C'est de 1820 à 1860 que les immigrants acadiens sont arrivés à l'île en plus grand nombre. La plupart d'entre eux étaient originaires du Cap-Breton, de la Nouvelle Écosse et des îles de la Madeleine et ils se sont établis à baie Saint Georges, où la population acadienne, dès 1830, s'élevait à quelque 1200 personnes. Un grand nombre de migrants étaient des travailleurs agricoles à la recherche de terres; d'autres venaient travailler à la pêche locale à la morue, au hareng et au homard. La présence acadienne à baie Saint Georges est devenue tellement importante que l'Église catholique a nommé un prêtre francophone dans la région dès 1850. À la fin du siècle, des Acadiens étaient établis de la péninsule de Port-au-Port située dans la baie Saint Georges jusqu'à la vallée Codroy. Des colons originaires de la France et des îles Saint Pierre et Miquelon étaient également présents dans la région, mais ils étaient peu nombreux.
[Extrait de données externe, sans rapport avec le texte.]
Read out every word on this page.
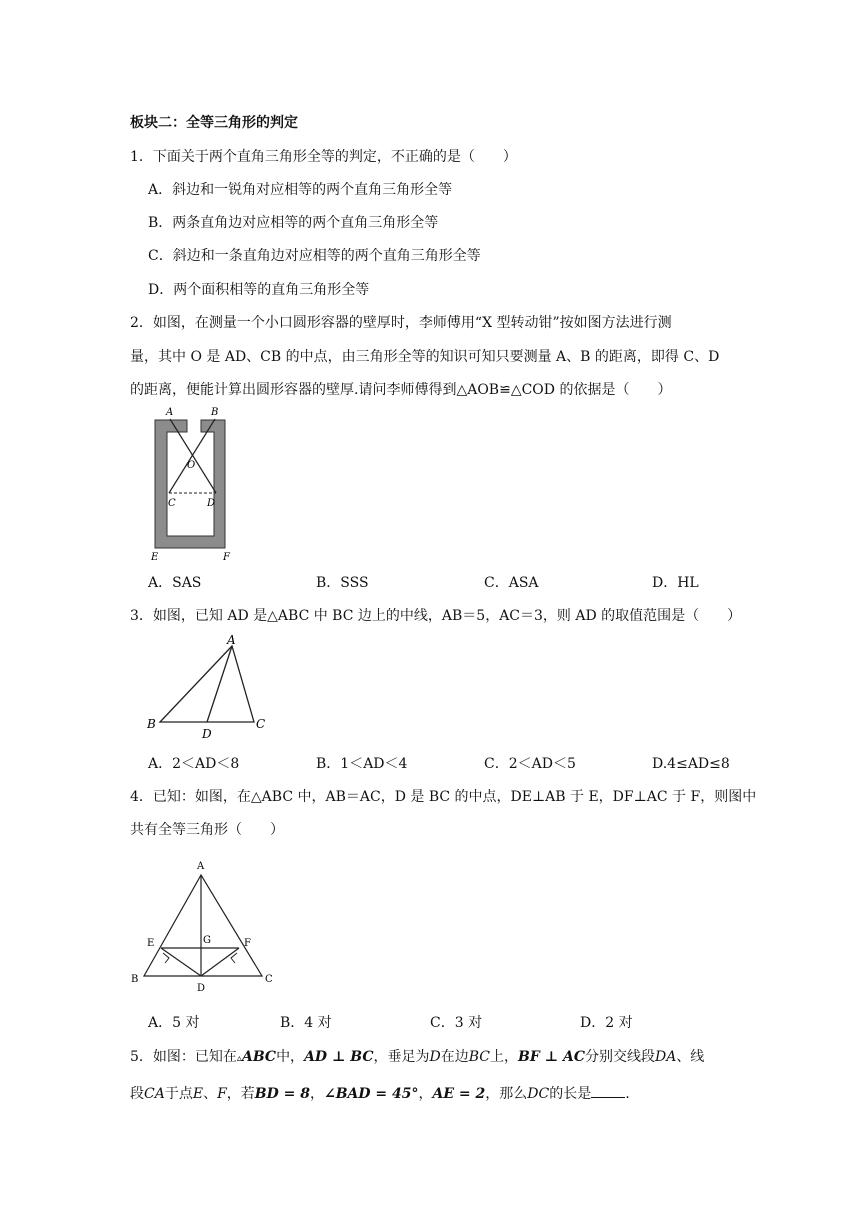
板块二：全等三角形的判定
1．下面关于两个直角三角形全等的判定，不正确的是（　　）
A．斜边和一锐角对应相等的两个直角三角形全等
B．两条直角边对应相等的两个直角三角形全等
C．斜边和一条直角边对应相等的两个直角三角形全等
D．两个面积相等的直角三角形全等
2．如图，在测量一个小口圆形容器的壁厚时，李师傅用“X 型转动钳”按如图方法进行测
量，其中 O 是 AD、CB 的中点，由三角形全等的知识可知只要测量 A、B 的距离，即得 C、D
的距离，便能计算出圆形容器的壁厚.请问李师傅得到△AOB≌△COD 的依据是（　　）
A	B
O
C	D
E	F
A．SAS	B．SSS	C．ASA	D．HL
3．如图，已知 AD 是△ABC 中 BC 边上的中线，AB＝5，AC＝3，则 AD 的取值范围是（　　）
A
B	C
D
A．2＜AD＜8	B．1＜AD＜4	C．2＜AD＜5	D.4≤AD≤8
4．已知：如图，在△ABC 中，AB＝AC，D 是 BC 的中点，DE⊥AB 于 E，DF⊥AC 于 F，则图中
共有全等三角形（　　）
A
B	C
D
E	F
G
A．5 对	B．4 对	C．3 对	D．2 对
5．如图：已知在▵ABC中，AD ⊥ BC，垂足为D在边BC上，BF ⊥ AC分别交线段DA、线
段CA于点E、F，若BD = 8，∠BAD = 45°，AE = 2，那么DC的长是 .
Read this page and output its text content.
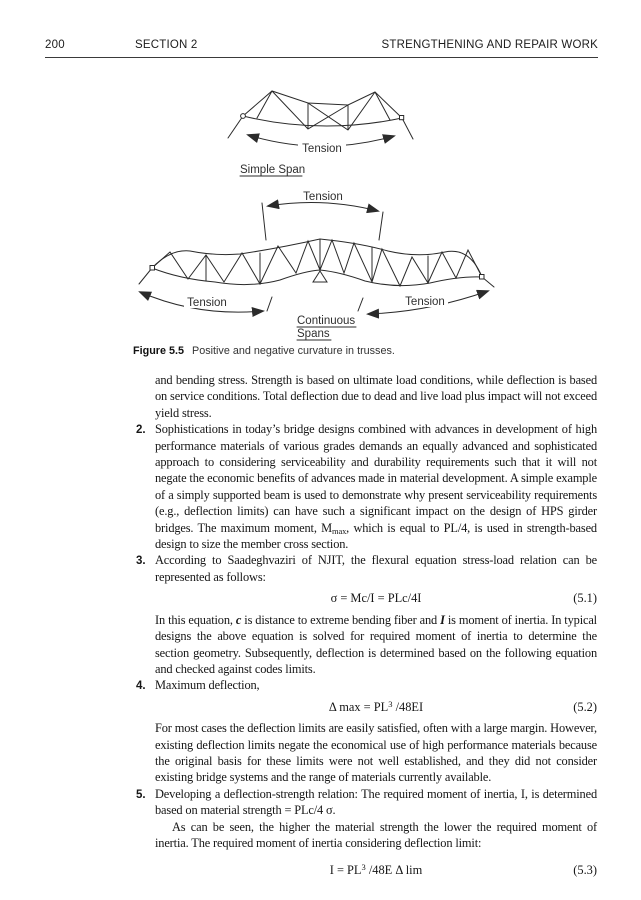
200	SECTION 2	STRENGTHENING AND REPAIR WORK
Tension
Simple Span
Tension
Tension	Tension
Continuous
Spans
Figure 5.5 Positive and negative curvature in trusses.

and bending stress. Strength is based on ultimate load conditions, while deflection is based on service conditions. Total deflection due to dead and live load plus impact will not exceed yield stress.

2. Sophistications in today’s bridge designs combined with advances in development of high performance materials of various grades demands an equally advanced and sophisticated approach to considering serviceability and durability requirements such that it will not negate the economic benefits of advances made in material development. A simple example of a simply supported beam is used to demonstrate why present serviceability requirements (e.g., deflection limits) can have such a significant impact on the design of HPS girder bridges. The maximum moment, $M_{max}$, which is equal to PL/4, is used in strength-based design to size the member cross section.
3. According to Saadeghvaziri of NJIT, the flexural equation stress-load relation can be represented as follows:
σ = Mc/I = PLc/4I	(5.1)

In this equation, c is distance to extreme bending fiber and I is moment of inertia. In typical designs the above equation is solved for required moment of inertia to determine the section geometry. Subsequently, deflection is determined based on the following equation and checked against codes limits.

4. Maximum deflection,
Δ $\max = PL^3$ /48EI	(5.2)

For most cases the deflection limits are easily satisfied, often with a large margin. However, existing deflection limits negate the economical use of high performance materials because the original basis for these limits were not well established, and they did not consider existing bridge systems and the range of materials currently available.

5. Developing a deflection-strength relation: The required moment of inertia, I, is determined based on material strength = PLc/4 σ.

As can be seen, the higher the material strength the lower the required moment of inertia. The required moment of inertia considering deflection limit:

$I = PL^3$ /48E Δ lim	(5.3)
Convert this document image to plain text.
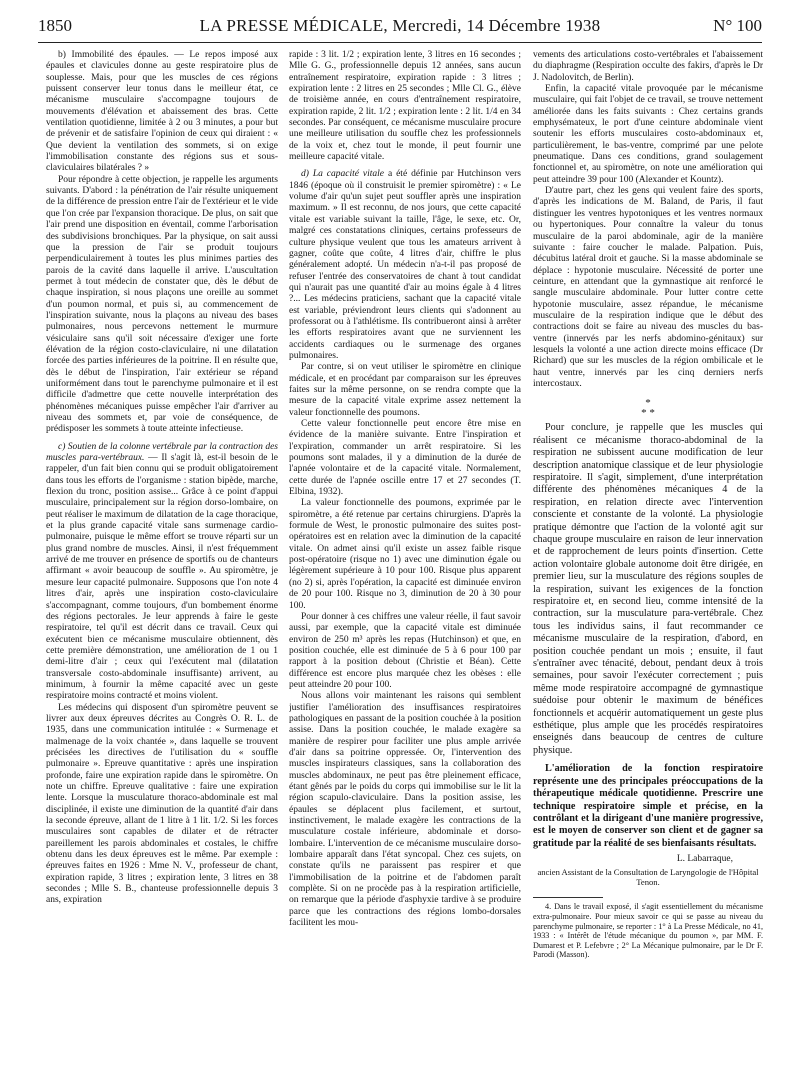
1850	LA PRESSE MÉDICALE, Mercredi, 14 Décembre 1938	N° 100

b) Immobilité des épaules. — Le repos imposé aux épaules et clavicules donne au geste respiratoire plus de souplesse. Mais, pour que les muscles de ces régions puissent conserver leur tonus dans le meilleur état, ce mécanisme musculaire s'accompagne toujours de mouvements d'élévation et abaissement des bras. Cette ventilation quotidienne, limitée à 2 ou 3 minutes, a pour but de prévenir et de satisfaire l'opinion de ceux qui diraient : « Que devient la ventilation des sommets, si on exige l'immobilisation constante des régions sus et sous-claviculaires bilatérales ? »

Pour répondre à cette objection, je rappelle les arguments suivants. D'abord : la pénétration de l'air résulte uniquement de la différence de pression entre l'air de l'extérieur et le vide que l'on crée par l'expansion thoracique. De plus, on sait que l'air prend une disposition en éventail, comme l'arborisation des subdivisions bronchiques. Par la physique, on sait aussi que la pression de l'air se produit toujours perpendiculairement à toutes les plus minimes parties des parois de la cavité dans laquelle il arrive. L'auscultation permet à tout médecin de constater que, dès le début de chaque inspiration, si nous plaçons une oreille au sommet d'un poumon normal, et puis si, au commencement de l'inspiration suivante, nous la plaçons au niveau des bases pulmonaires, nous percevons nettement le murmure vésiculaire sans qu'il soit nécessaire d'exiger une forte élévation de la région costo-claviculaire, ni une dilatation forcée des parties inférieures de la poitrine. Il en résulte que, dès le début de l'inspiration, l'air extérieur se répand uniformément dans tout le parenchyme pulmonaire et il est difficile d'admettre que cette nouvelle interprétation des phénomènes mécaniques puisse empêcher l'air d'arriver au niveau des sommets et, par voie de conséquence, de prédisposer les sommets à toute atteinte infectieuse.

c) Soutien de la colonne vertébrale par la contraction des muscles para-vertébraux. — Il s'agit là, est-il besoin de le rappeler, d'un fait bien connu qui se produit obligatoirement dans tous les efforts de l'organisme : station bipède, marche, flexion du tronc, position assise... Grâce à ce point d'appui musculaire, principalement sur la région dorso-lombaire, on peut réaliser le maximum de dilatation de la cage thoracique, et la plus grande capacité vitale sans surmenage cardio-pulmonaire, puisque le même effort se trouve réparti sur un plus grand nombre de muscles. Ainsi, il n'est fréquemment arrivé de me trouver en présence de sportifs ou de chanteurs affirmant « avoir beaucoup de souffle ». Au spiromètre, je mesure leur capacité pulmonaire. Supposons que l'on note 4 litres d'air, après une inspiration costo-claviculaire s'accompagnant, comme toujours, d'un bombement énorme des régions pectorales. Je leur apprends à faire le geste respiratoire, tel qu'il est décrit dans ce travail. Ceux qui exécutent bien ce mécanisme musculaire obtiennent, dès cette première démonstration, une amélioration de 1 ou 1 demi-litre d'air ; ceux qui l'exécutent mal (dilatation transversale costo-abdominale insuffisante) arrivent, au minimum, à fournir la même capacité avec un geste respiratoire moins contracté et moins violent.

Les médecins qui disposent d'un spiromètre peuvent se livrer aux deux épreuves décrites au Congrès O. R. L. de 1935, dans une communication intitulée : « Surmenage et malmenage de la voix chantée », dans laquelle se trouvent précisées les directives de l'utilisation du « souffle pulmonaire ». Epreuve quantitative : après une inspiration profonde, faire une expiration rapide dans le spiromètre. On note un chiffre. Epreuve qualitative : faire une expiration lente. Lorsque la musculature thoraco-abdominale est mal disciplinée, il existe une diminution de la quantité d'air dans la seconde épreuve, allant de 1 litre à 1 lit. 1/2. Si les forces musculaires sont capables de dilater et de rétracter pareillement les parois abdominales et costales, le chiffre obtenu dans les deux épreuves est le même. Par exemple : épreuves faites en 1926 : Mme N. V., professeur de chant, expiration rapide, 3 litres ; expiration lente, 3 litres en 38 secondes ; Mlle S. B., chanteuse professionnelle depuis 3 ans, expiration

rapide : 3 lit. 1/2 ; expiration lente, 3 litres en 16 secondes ; Mlle G. G., professionnelle depuis 12 années, sans aucun entraînement respiratoire, expiration rapide : 3 litres ; expiration lente : 2 litres en 25 secondes ; Mlle Cl. G., élève de troisième année, en cours d'entraînement respiratoire, expiration rapide, 2 lit. 1/2 ; expiration lente : 2 lit. 1/4 en 34 secondes. Par conséquent, ce mécanisme musculaire procure une meilleure utilisation du souffle chez les professionnels de la voix et, chez tout le monde, il peut fournir une meilleure capacité vitale.

d) La capacité vitale a été définie par Hutchinson vers 1846 (époque où il construisit le premier spiromètre) : « Le volume d'air qu'un sujet peut souffler après une inspiration maximum. » Il est reconnu, de nos jours, que cette capacité vitale est variable suivant la taille, l'âge, le sexe, etc. Or, malgré ces constatations cliniques, certains professeurs de culture physique veulent que tous les amateurs arrivent à gagner, coûte que coûte, 4 litres d'air, chiffre le plus généralement adopté. Un médecin n'a-t-il pas proposé de refuser l'entrée des conservatoires de chant à tout candidat qui n'aurait pas une quantité d'air au moins égale à 4 litres ?... Les médecins praticiens, sachant que la capacité vitale est variable, préviendront leurs clients qui s'adonnent au professorat ou à l'athlétisme. Ils contribueront ainsi à arrêter les efforts respiratoires avant que ne surviennent les accidents cardiaques ou le surmenage des organes pulmonaires.

Par contre, si on veut utiliser le spiromètre en clinique médicale, et en procédant par comparaison sur les épreuves faites sur la même personne, on se rendra compte que la mesure de la capacité vitale exprime assez nettement la valeur fonctionnelle des poumons.

Cette valeur fonctionnelle peut encore être mise en évidence de la manière suivante. Entre l'inspiration et l'expiration, commander un arrêt respiratoire. Si les poumons sont malades, il y a diminution de la durée de l'apnée volontaire et de la capacité vitale. Normalement, cette durée de l'apnée oscille entre 17 et 27 secondes (T. Elbina, 1932).

La valeur fonctionnelle des poumons, exprimée par le spiromètre, a été retenue par certains chirurgiens. D'après la formule de West, le pronostic pulmonaire des suites post-opératoires est en relation avec la diminution de la capacité vitale. On admet ainsi qu'il existe un assez faible risque post-opératoire (risque no 1) avec une diminution égale ou légèrement supérieure à 10 pour 100. Risque plus apparent (no 2) si, après l'opération, la capacité est diminuée environ de 20 pour 100. Risque no 3, diminution de 20 à 30 pour 100.

Pour donner à ces chiffres une valeur réelle, il faut savoir aussi, par exemple, que la capacité vitale est diminuée environ de 250 m³ après les repas (Hutchinson) et que, en position couchée, elle est diminuée de 5 à 6 pour 100 par rapport à la position debout (Christie et Béan). Cette différence est encore plus marquée chez les obèses : elle peut atteindre 20 pour 100.

Nous allons voir maintenant les raisons qui semblent justifier l'amélioration des insuffisances respiratoires pathologiques en passant de la position couchée à la position assise. Dans la position couchée, le malade exagère sa manière de respirer pour faciliter une plus ample arrivée d'air dans sa poitrine oppressée. Or, l'intervention des muscles inspirateurs classiques, sans la collaboration des muscles abdominaux, ne peut pas être pleinement efficace, étant gênés par le poids du corps qui immobilise sur le lit la région scapulo-claviculaire. Dans la position assise, les épaules se déplacent plus facilement, et surtout, instinctivement, le malade exagère les contractions de la musculature costale inférieure, abdominale et dorso-lombaire. L'intervention de ce mécanisme musculaire dorso-lombaire apparaît dans l'état syncopal. Chez ces sujets, on constate qu'ils ne paraissent pas respirer et que l'immobilisation de la poitrine et de l'abdomen paraît complète. Si on ne procède pas à la respiration artificielle, on remarque que la période d'asphyxie tardive à se produire parce que les contractions des régions lombo-dorsales facilitent les mou-

vements des articulations costo-vertébrales et l'abaissement du diaphragme (Respiration occulte des fakirs, d'après le Dr J. Nadolovitch, de Berlin).

Enfin, la capacité vitale provoquée par le mécanisme musculaire, qui fait l'objet de ce travail, se trouve nettement améliorée dans les faits suivants : Chez certains grands emphysémateux, le port d'une ceinture abdominale vient soutenir les efforts musculaires costo-abdominaux et, particulièrement, le bas-ventre, comprimé par une pelote pneumatique. Dans ces conditions, grand soulagement fonctionnel et, au spiromètre, on note une amélioration qui peut atteindre 39 pour 100 (Alexander et Kountz).

D'autre part, chez les gens qui veulent faire des sports, d'après les indications de M. Baland, de Paris, il faut distinguer les ventres hypotoniques et les ventres normaux ou hypertoniques. Pour connaître la valeur du tonus musculaire de la paroi abdominale, agir de la manière suivante : faire coucher le malade. Palpation. Puis, décubitus latéral droit et gauche. Si la masse abdominale se déplace : hypotonie musculaire. Nécessité de porter une ceinture, en attendant que la gymnastique ait renforcé le sangle musculaire abdominale. Pour lutter contre cette hypotonie musculaire, assez répandue, le mécanisme musculaire de la respiration indique que le début des contractions doit se faire au niveau des muscles du bas-ventre (innervés par les nerfs abdomino-génitaux) sur lesquels la volonté a une action directe moins efficace (Dr Richard) que sur les muscles de la région ombilicale et le haut ventre, innervés par les cinq derniers nerfs intercostaux.

*
* *

Pour conclure, je rappelle que les muscles qui réalisent ce mécanisme thoraco-abdominal de la respiration ne subissent aucune modification de leur description anatomique classique et de leur physiologie respiratoire. Il s'agit, simplement, d'une interprétation différente des phénomènes mécaniques 4 de la respiration, en relation directe avec l'intervention consciente et constante de la volonté. La physiologie pratique démontre que l'action de la volonté agit sur chaque groupe musculaire en raison de leur innervation et de rapprochement de leurs points d'insertion. Cette action volontaire globale autonome doit être dirigée, en premier lieu, sur la musculature des régions souples de la respiration, suivant les exigences de la fonction respiratoire et, en second lieu, comme intensité de la contraction, sur la musculature para-vertébrale. Chez tous les individus sains, il faut recommander ce mécanisme musculaire de la respiration, d'abord, en position couchée pendant un mois ; ensuite, il faut s'entraîner avec ténacité, debout, pendant deux à trois semaines, pour savoir l'exécuter correctement ; puis même mode respiratoire accompagné de gymnastique suédoise pour obtenir le maximum de bénéfices fonctionnels et acquérir automatiquement un geste plus esthétique, plus ample que les procédés respiratoires enseignés dans beaucoup de centres de culture physique.

L'amélioration de la fonction respiratoire représente une des principales préoccupations de la thérapeutique médicale quotidienne. Prescrire une technique respiratoire simple et précise, en la contrôlant et la dirigeant d'une manière progressive, est le moyen de conserver son client et de gagner sa gratitude par la réalité de ses bienfaisants résultats.

L. Labarraque,
ancien Assistant de la Consultation de Laryngologie de l'Hôpital Tenon.

4. Dans le travail exposé, il s'agit essentiellement du mécanisme extra-pulmonaire. Pour mieux savoir ce qui se passe au niveau du parenchyme pulmonaire, se reporter : 1° à La Presse Médicale, no 41, 1933 : « Intérêt de l'étude mécanique du poumon », par MM. F. Dumarest et P. Lefebvre ; 2° La Mécanique pulmonaire, par le Dr F. Parodi (Masson).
La migration française saisonnière et permanente à Terre-Neuve et au Labrador a diminué sensiblement après 1904, lorsque les gouvernements français et anglais ont conclu l'Entente anglo française ou Entente cordiale, par laquelle la France a cédé ses droits territoriaux et ses droits de pêche à Terre-Neuve et au Labrador en échange d'un territoire britannique en Afrique. Après 1904, la France a établi ses activités de pêche dans l'Atlantique Nord, aux îles Saint Pierre et Miquelon, au lieu de l'île de Terre-Neuve. L'Entente cordiale a ralenti la migration française à Terre-Neuve et au Labrador, mais elle a également permis aux colons français vivant clandestinement à l'île de faire connaître publiquement leurs origines françaises sans risquer d'être déportés ou d'être recrutés dans l'armée française.

Même s'il y a encore un flux de gens en provenance du Québec, de la France, des îles Saint Pierre et Miquelon et d'autres régions francophones, la migration francophone à Terre-Neuve et au Labrador n'a plus l'ampleur et la régularité du temps de la pêche migratoire.